I have not worked with an entirely custom file format yet, but the project I am working on requires an entirely new, custom binary file format. I don't know all the best practices for the same (like using Identification bytes aka "magic numbers") and how to implement them in Python. Here are the basic requirements:
I have to read the metadata whenever such a file is provided, and get back my original Python dictionary, and then I need to retrieve the body i.e., the random bytes, for decryption. Kindly provide a basic implementation or an idea to read and write such a file in Python along with the best practices to create the custom file format.
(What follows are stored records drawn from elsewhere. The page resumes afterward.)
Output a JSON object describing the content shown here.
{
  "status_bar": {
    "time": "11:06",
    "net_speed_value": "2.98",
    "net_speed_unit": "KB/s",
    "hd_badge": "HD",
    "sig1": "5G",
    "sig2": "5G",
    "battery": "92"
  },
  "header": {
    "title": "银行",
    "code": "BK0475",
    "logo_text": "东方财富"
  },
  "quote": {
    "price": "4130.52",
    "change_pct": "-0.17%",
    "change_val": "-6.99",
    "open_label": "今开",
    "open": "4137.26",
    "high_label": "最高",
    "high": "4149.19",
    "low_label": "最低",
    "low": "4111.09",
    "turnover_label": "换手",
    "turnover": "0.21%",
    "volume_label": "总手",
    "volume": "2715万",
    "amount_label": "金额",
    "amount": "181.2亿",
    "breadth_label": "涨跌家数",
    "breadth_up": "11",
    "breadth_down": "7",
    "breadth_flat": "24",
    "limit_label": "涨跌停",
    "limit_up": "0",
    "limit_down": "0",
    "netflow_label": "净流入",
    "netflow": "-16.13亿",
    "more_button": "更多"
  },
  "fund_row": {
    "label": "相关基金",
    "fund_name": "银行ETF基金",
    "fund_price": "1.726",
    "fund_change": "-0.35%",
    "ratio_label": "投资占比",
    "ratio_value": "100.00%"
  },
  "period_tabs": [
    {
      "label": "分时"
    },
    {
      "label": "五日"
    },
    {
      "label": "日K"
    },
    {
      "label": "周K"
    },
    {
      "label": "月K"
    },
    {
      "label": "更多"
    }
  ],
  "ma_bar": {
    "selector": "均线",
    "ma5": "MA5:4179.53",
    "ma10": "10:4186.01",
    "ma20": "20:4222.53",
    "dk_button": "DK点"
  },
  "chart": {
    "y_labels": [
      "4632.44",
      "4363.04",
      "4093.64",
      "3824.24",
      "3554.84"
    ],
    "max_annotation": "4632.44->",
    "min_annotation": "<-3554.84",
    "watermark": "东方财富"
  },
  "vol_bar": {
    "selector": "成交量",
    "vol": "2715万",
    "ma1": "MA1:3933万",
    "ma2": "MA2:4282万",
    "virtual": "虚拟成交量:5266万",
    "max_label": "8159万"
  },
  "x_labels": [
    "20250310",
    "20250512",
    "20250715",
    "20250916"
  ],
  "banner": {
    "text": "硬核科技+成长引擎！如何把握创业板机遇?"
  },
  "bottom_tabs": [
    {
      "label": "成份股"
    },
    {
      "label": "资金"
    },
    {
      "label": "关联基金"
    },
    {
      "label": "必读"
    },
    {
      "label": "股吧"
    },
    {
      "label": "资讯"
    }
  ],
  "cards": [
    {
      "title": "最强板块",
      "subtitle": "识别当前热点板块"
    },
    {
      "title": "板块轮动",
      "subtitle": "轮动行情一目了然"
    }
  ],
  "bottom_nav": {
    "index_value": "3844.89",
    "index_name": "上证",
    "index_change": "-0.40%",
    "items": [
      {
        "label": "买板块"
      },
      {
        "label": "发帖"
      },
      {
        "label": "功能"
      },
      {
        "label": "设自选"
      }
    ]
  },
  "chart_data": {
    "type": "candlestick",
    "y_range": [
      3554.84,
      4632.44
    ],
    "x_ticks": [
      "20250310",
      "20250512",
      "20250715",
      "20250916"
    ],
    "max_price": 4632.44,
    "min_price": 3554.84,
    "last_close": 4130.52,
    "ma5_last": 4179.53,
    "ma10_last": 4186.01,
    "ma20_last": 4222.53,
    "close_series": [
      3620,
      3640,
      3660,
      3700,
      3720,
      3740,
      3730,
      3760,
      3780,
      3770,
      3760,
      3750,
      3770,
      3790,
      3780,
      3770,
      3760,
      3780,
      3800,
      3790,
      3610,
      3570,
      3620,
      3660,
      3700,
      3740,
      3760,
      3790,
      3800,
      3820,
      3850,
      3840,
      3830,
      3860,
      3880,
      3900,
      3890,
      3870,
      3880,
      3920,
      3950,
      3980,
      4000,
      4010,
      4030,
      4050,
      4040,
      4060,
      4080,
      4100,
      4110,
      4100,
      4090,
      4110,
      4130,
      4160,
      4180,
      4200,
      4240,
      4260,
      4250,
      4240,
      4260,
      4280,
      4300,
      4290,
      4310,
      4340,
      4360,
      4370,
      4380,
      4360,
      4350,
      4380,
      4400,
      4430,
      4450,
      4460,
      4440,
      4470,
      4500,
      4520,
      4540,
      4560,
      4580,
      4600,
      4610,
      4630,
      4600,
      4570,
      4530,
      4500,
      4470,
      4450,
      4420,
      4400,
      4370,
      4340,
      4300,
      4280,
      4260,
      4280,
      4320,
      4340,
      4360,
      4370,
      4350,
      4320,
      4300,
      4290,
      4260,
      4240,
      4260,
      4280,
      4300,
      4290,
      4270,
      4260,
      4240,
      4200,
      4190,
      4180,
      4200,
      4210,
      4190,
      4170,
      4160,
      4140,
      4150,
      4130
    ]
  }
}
Currently, as a temporary solution, I am serializing the dictionary using ormsgpack and prepending it to the output file, then using a custom delimiter b"\xFF\xFF\xFF\xFF"
to separate the serialized metadata from the main body.
|‾‾‾‾‾‾‾‾‾‾‾|
| metadata |
|___________|
| |
| delimiter |
|___________|
| |
| body |
|___________|
However, this might be an issue since if this particular sequence occurs somewhere in the serialized metadata, the full metadata will not be read and cause errors.
Using msgpack is a good idea.
Right after serializing, check the length of the output, and prepend it:
|‾‾‾‾‾‾‾‾‾‾‾|
| length |
| (8 bytes) |
| |
|‾‾‾‾‾‾‾‾‾‾‾|
| metadata |
|___________|
| |
| body |
|___________|
That's the way most protocols work. Decoding this will then be easier.
If the metadata is potentially too big for memory, you can set the length to 0, write the metadata, and then seek back to change the length.
A different option would be to escape the delimiter sequence, but that's more complex and won't be as useful in this scenario.